The strange persistence of mild in the Fens and East Anglia has been commented on before, and although it's a style of beer more commonly associated with the industrial towns of Yorkshire, Lancashire and the Black Country, this will make sense to anyone who's spent a few winters in the area. If you've cycled across the Fens on a bright, frost-bitten morning or walked on the beach at Dunwich in a cold Easterly wind, you'll know that this landscape in winter can be bleak or beautiful but without romance or drama. The sky is clear blue from horizontal horizon to horizontal horizon, the rich, black mud sticks to your boots, and the cold gets in your bones and makes your jaw ache. This landscape and this climate demand a beer that's soft, sweet and warming - a spritzy floral pale would feel entirely out of place. Incidentally, Ely was said to have one of the highest rates of laudanum use in Victorian Britain - this seems like a plausible consequence of the same conditions.
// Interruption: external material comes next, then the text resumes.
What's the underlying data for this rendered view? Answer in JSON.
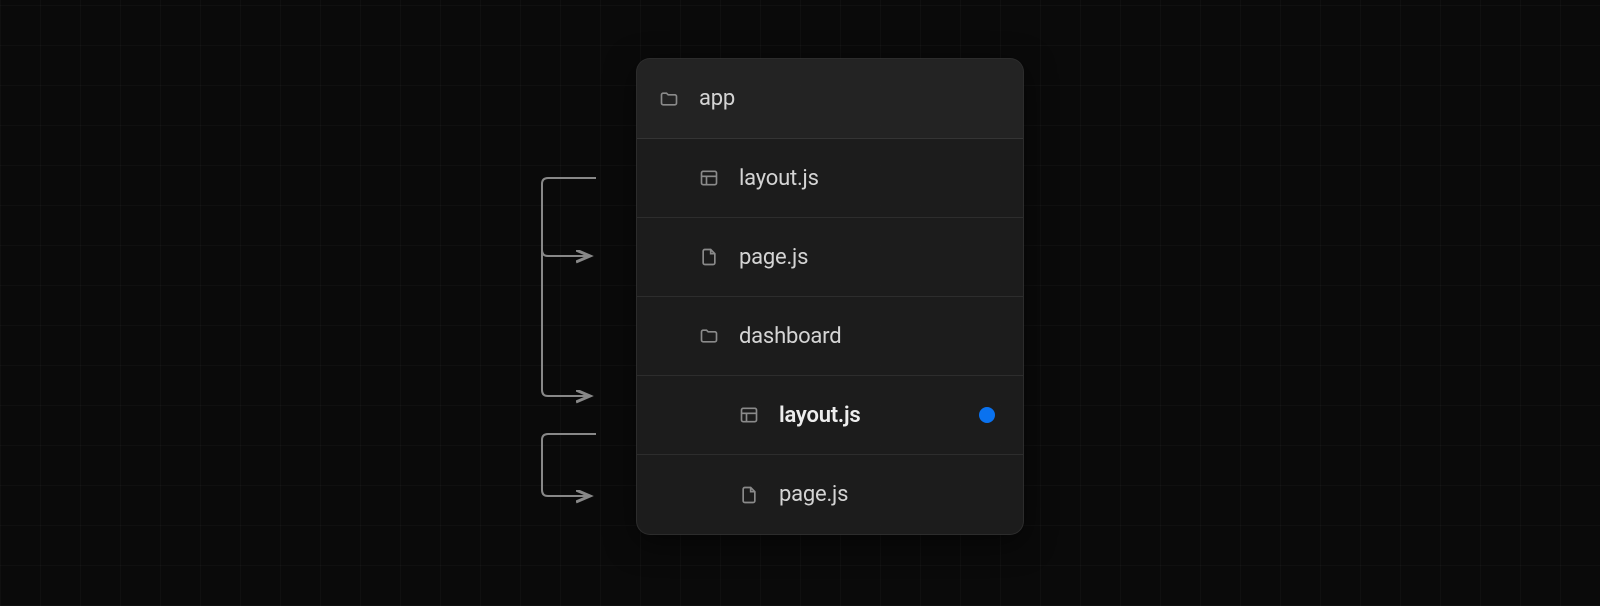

Terroir is a recurring hot topic in craft beer circles, and to me, the sort of terroir that's interesting isn't about locally foraged herbs, homegrown hops or wild yeast, it's about this sort of psychogeographical groundedness. My advice to a brewer wanting to make beer with a "sense of place" is that they should stop worrying about where their ingredients come from and look at where their end product goes to. They should sell locally, and drink locally themselves. They should see what people respond to - what makes sense for their local drinkers, in their surroundings, with their climate - and adapt and evolve to the place where they're based.
Wild yeast, foraged herbs and locally grown barley are all interesting things to experiment with in their own right and great beers can be made using them, but fundamentally they only reflect their origins on the level of microbiology and biochemistry. The pint of mild in the Free Press reflects its origins on the level of landscape, climate and culture, and to me, that's really where the interest lies.